I think that for knife handles a slow growth tree would be first choice.

But I do know that a kuksa factory has some problems acquiring proper birch and they import some from northern parts of Russia but I have understood that again the requirement is for tight grain meaning slow growth.
 

C_Claycomb

Moderator staff
Mod
Oct 6, 2003
7,354
2,364
Bedfordshire
Slow growth causes a measurable difference in wood. Short days, short growing seasons and cold winters all come together with higher latitudes and cause slow growth. Maybe you mean the south of Finland vs north of Finland? I wouldn't know, but perhaps there isn't enough difference in day light and temperature to make a difference.
 

TLM

Bushcrafter (boy, I've got a lot to say!)
Nov 16, 2019
3,092
1,624
Vantaa, Finland
Yes, sorry, difference between south/north Finland. Difference in mean yearly temp and growth season length is quite large. The growth day in summer is actually quite long because of long daylight hours. Strengthwise slow growth is not necessarily better, in fact on many trees there is an optimum somewhere in between. Depends really what property is desirable.
 

Broch

Life Member
Jan 18, 2009
7,981
7,755
Mid Wales
www.mont-hmg.co.uk
Slow growth causes a measurable difference in wood. Short days, short growing seasons and cold winters all come together with higher latitudes and cause slow growth. Maybe you mean the south of Finland vs north of Finland? I wouldn't know, but perhaps there isn't enough difference in day light and temperature to make a difference.
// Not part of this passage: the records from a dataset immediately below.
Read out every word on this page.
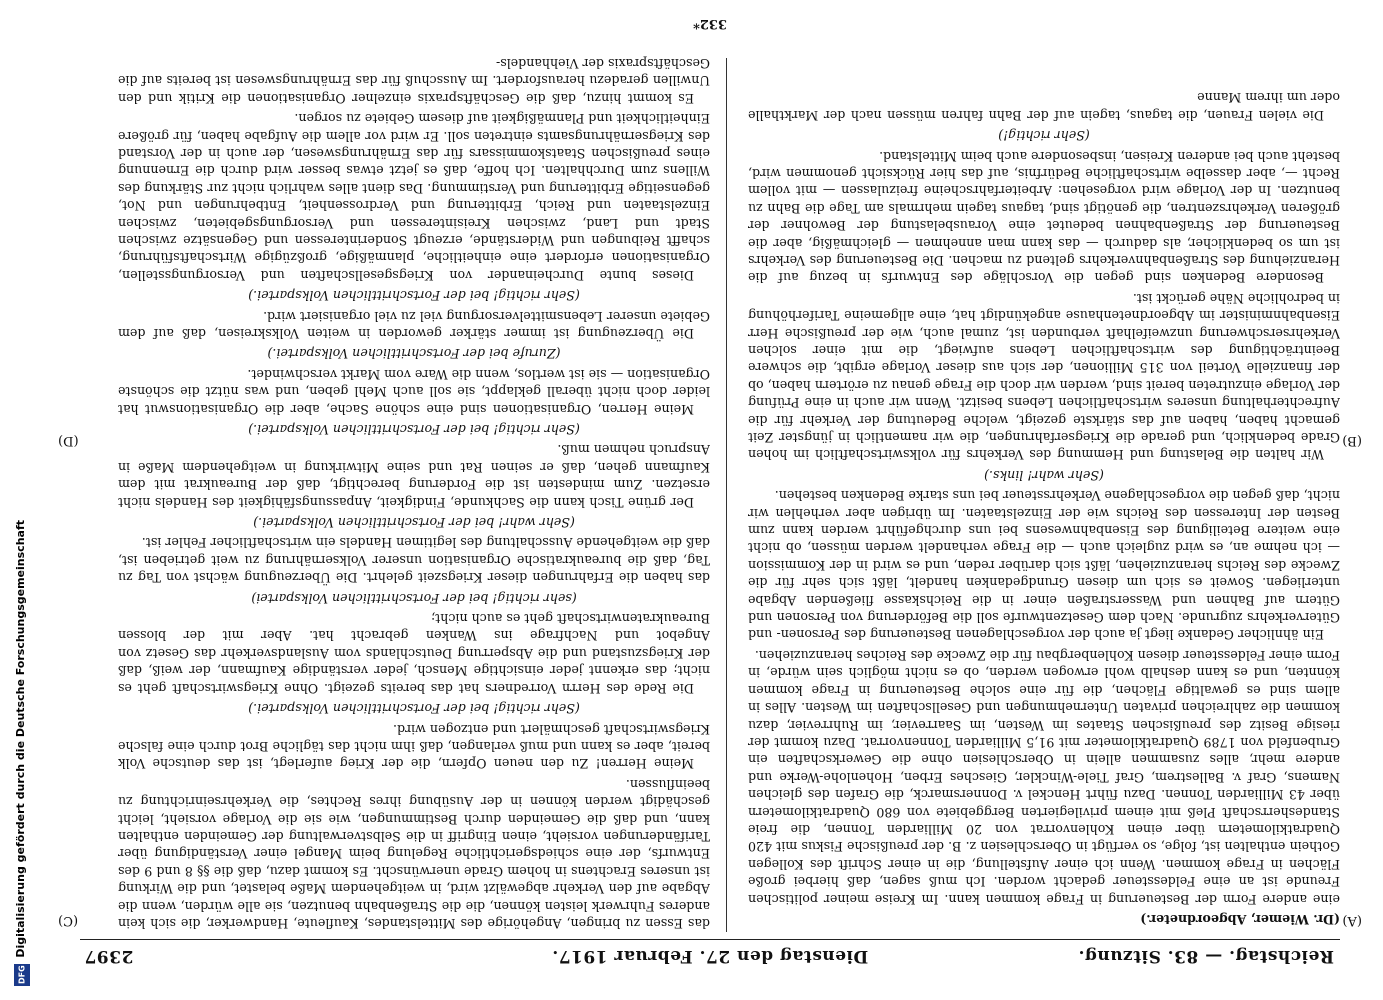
Digitalisierung gefördert durch die Deutsche Forschungsgemeinschaft
DFG
Reichstag. — 83. Sitzung.
Dienstag den 27. Februar 1917.
2397
(A)
(B)
(C)
(D)

(Dr. Wiemer, Abgeordneter.)

eine andere Form der Besteuerung in Frage kommen kann. Im Kreise meiner politischen Freunde ist an eine Feldessteuer gedacht worden. Ich muß sagen, daß hierbei große Flächen in Frage kommen. Wenn ich einer Aufstellung, die in einer Schrift des Kollegen Gothein enthalten ist, folge, so verfügt in Oberschlesien z. B. der preußische Fiskus mit 420 Quadratkilometern über einen Kohlenvorrat von 20 Milliarden Tonnen, die freie Standesherrschaft Pleß mit einem privilegierten Berggebiete von 680 Quadratkilometern über 43 Milliarden Tonnen. Dazu führt Henckel v. Donnersmarck, die Grafen des gleichen Namens, Graf v. Ballestrem, Graf Tiele-Winckler, Giesches Erben, Hohenlohe-Werke und andere mehr, alles zusammen allein in Oberschlesien ohne die Gewerkschaften ein Grubenfeld von 1789 Quadratkilometer mit 91,5 Milliarden Tonnenvorrat. Dazu kommt der riesige Besitz des preußischen Staates im Westen, im Saarrevier, im Ruhrrevier, dazu kommen die zahlreichen privaten Unternehmungen und Gesellschaften im Westen. Alles in allem sind es gewaltige Flächen, die für eine solche Besteuerung in Frage kommen könnten, und es kann deshalb wohl erwogen werden, ob es nicht möglich sein würde, in Form einer Feldessteuer diesen Kohlenbergbau für die Zwecke des Reiches heranzuziehen.

Ein ähnlicher Gedanke liegt ja auch der vorgeschlagenen Besteuerung des Personen- und Güterverkehrs zugrunde. Nach dem Gesetzentwurfe soll die Beförderung von Personen und Gütern auf Bahnen und Wasserstraßen einer in die Reichskasse fließenden Abgabe unterliegen. Soweit es sich um diesen Grundgedanken handelt, läßt sich sehr für die Zwecke des Reichs heranzuziehen, läßt sich darüber reden, und es wird in der Kommission — ich nehme an, es wird zugleich auch — die Frage verhandelt werden müssen, ob nicht eine weitere Beteiligung des Eisenbahnwesens bei uns durchgeführt werden kann zum Besten der Interessen des Reichs wie der Einzelstaaten. Im übrigen aber verhehlen wir nicht, daß gegen die vorgeschlagene Verkehrssteuer bei uns starke Bedenken bestehen.

(Sehr wahr! links.)

Wir halten die Belastung und Hemmung des Verkehrs für volkswirtschaftlich im hohen Grade bedenklich, und gerade die Kriegserfahrungen, die wir namentlich in jüngster Zeit gemacht haben, haben auf das stärkste gezeigt, welche Bedeutung der Verkehr für die Aufrechterhaltung unseres wirtschaftlichen Lebens besitzt. Wenn wir auch in eine Prüfung der Vorlage einzutreten bereit sind, werden wir doch die Frage genau zu erörtern haben, ob der finanzielle Vorteil von 315 Millionen, der sich aus dieser Vorlage ergibt, die schwere Beeinträchtigung des wirtschaftlichen Lebens aufwiegt, die mit einer solchen Verkehrserschwerung unzweifelhaft verbunden ist, zumal auch, wie der preußische Herr Eisenbahnminister im Abgeordnetenhause angekündigt hat, eine allgemeine Tariferhöhung in bedrohliche Nähe gerückt ist.

Besondere Bedenken sind gegen die Vorschläge des Entwurfs in bezug auf die Heranziehung des Straßenbahnverkehrs geltend zu machen. Die Besteuerung des Verkehrs ist um so bedenklicher, als dadurch — das kann man annehmen — gleichmäßig, aber die Besteuerung der Straßenbahnen bedeutet eine Vorausbelastung der Bewohner der größeren Verkehrszentren, die genötigt sind, tagaus tagein mehrmals am Tage die Bahn zu benutzen. In der Vorlage wird vorgesehen: Arbeiterfahrscheine freizulassen — mit vollem Recht —, aber dasselbe wirtschaftliche Bedürfnis, auf das hier Rücksicht genommen wird, besteht auch bei anderen Kreisen, insbesondere auch beim Mittelstand.

(Sehr richtig!)

Die vielen Frauen, die tagaus, tagein auf der Bahn fahren müssen nach der Markthalle oder um ihrem Manne

das Essen zu bringen, Angehörige des Mittelstandes, Kaufleute, Handwerker, die sich kein anderes Fuhrwerk leisten können, die die Straßenbahn benutzen, sie alle würden, wenn die Abgabe auf den Verkehr abgewälzt wird, in weitgehendem Maße belastet, und die Wirkung ist unseres Erachtens in hohem Grade unerwünscht. Es kommt dazu, daß die §§ 8 und 9 des Entwurfs, der eine schiedsgerichtliche Regelung beim Mangel einer Verständigung über Tarifänderungen vorsieht, einen Eingriff in die Selbstverwaltung der Gemeinden enthalten kann, und daß die Gemeinden durch Bestimmungen, wie sie die Vorlage vorsieht, leicht geschädigt werden können in der Ausübung ihres Rechtes, die Verkehrseinrichtung zu beeinflussen.

Meine Herren! Zu den neuen Opfern, die der Krieg auferlegt, ist das deutsche Volk bereit, aber es kann und muß verlangen, daß ihm nicht das tägliche Brot durch eine falsche Kriegswirtschaft geschmälert und entzogen wird.

(Sehr richtig! bei der Fortschrittlichen Volkspartei.)

Die Rede des Herrn Vorredners hat das bereits gezeigt. Ohne Kriegswirtschaft geht es nicht; das erkennt jeder einsichtige Mensch, jeder verständige Kaufmann, der weiß, daß der Kriegszustand und die Absperrung Deutschlands vom Auslandsverkehr das Gesetz von Angebot und Nachfrage ins Wanken gebracht hat. Aber mit der blossen Bureaukratenwirtschaft geht es auch nicht;

(sehr richtig! bei der Fortschrittlichen Volkspartei)

das haben die Erfahrungen dieser Kriegszeit gelehrt. Die Überzeugung wächst von Tag zu Tag, daß die bureaukratische Organisation unserer Volksernährung zu weit getrieben ist, daß die weitgehende Ausschaltung des legitimen Handels ein wirtschaftlicher Fehler ist.

(Sehr wahr! bei der Fortschrittlichen Volkspartei.)

Der grüne Tisch kann die Sachkunde, Findigkeit, Anpassungsfähigkeit des Handels nicht ersetzen. Zum mindesten ist die Forderung berechtigt, daß der Bureaukrat mit dem Kaufmann gehen, daß er seinen Rat und seine Mitwirkung in weitgehendem Maße in Anspruch nehmen muß.

(Sehr richtig! bei der Fortschrittlichen Volkspartei.)

Meine Herren, Organisationen sind eine schöne Sache, aber die Organisationswut hat leider doch nicht überall geklappt, sie soll auch Mehl geben, und was nützt die schönste Organisation — sie ist wertlos, wenn die Ware vom Markt verschwindet.

(Zurufe bei der Fortschrittlichen Volkspartei.)

Die Überzeugung ist immer stärker geworden in weiten Volkskreisen, daß auf dem Gebiete unserer Lebensmittelversorgung viel zu viel organisiert wird.

(Sehr richtig! bei der Fortschrittlichen Volkspartei.)

Dieses bunte Durcheinander von Kriegsgesellschaften und Versorgungsstellen, Organisationen erfordert eine einheitliche, planmäßige, großzügige Wirtschaftsführung, schafft Reibungen und Widerstände, erzeugt Sonderinteressen und Gegensätze zwischen Stadt und Land, zwischen Kreisinteressen und Versorgungsgebieten, zwischen Einzelstaaten und Reich, Erbitterung und Verdrossenheit, Entbehrungen und Not, gegenseitige Erbitterung und Verstimmung. Das dient alles wahrlich nicht zur Stärkung des Willens zum Durchhalten. Ich hoffe, daß es jetzt etwas besser wird durch die Ernennung eines preußischen Staatskommissars für das Ernährungswesen, der auch in der Vorstand des Kriegsernährungsamts eintreten soll. Er wird vor allem die Aufgabe haben, für größere Einheitlichkeit und Planmäßigkeit auf diesem Gebiete zu sorgen.

Es kommt hinzu, daß die Geschäftspraxis einzelner Organisationen die Kritik und den Unwillen geradezu herausfordert. Im Ausschuß für das Ernährungswesen ist bereits auf die Geschäftspraxis der Viehhandels-

332*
To be honest it doesn't need to be a big difference in latitude or daylight hours; just the difference between a south facing and a north facing slope will change the growth rate. I have two pieces of woodland, one on the south facing slope and the other on the other side of the same hill - north facing. Both ash and oak are 20 to 25% larger in diameter for the same age trees on the south facing slope.

The other interesting thing is that growth has been slower for the last 20 to 30 years, despite warming, on both sides of the hill.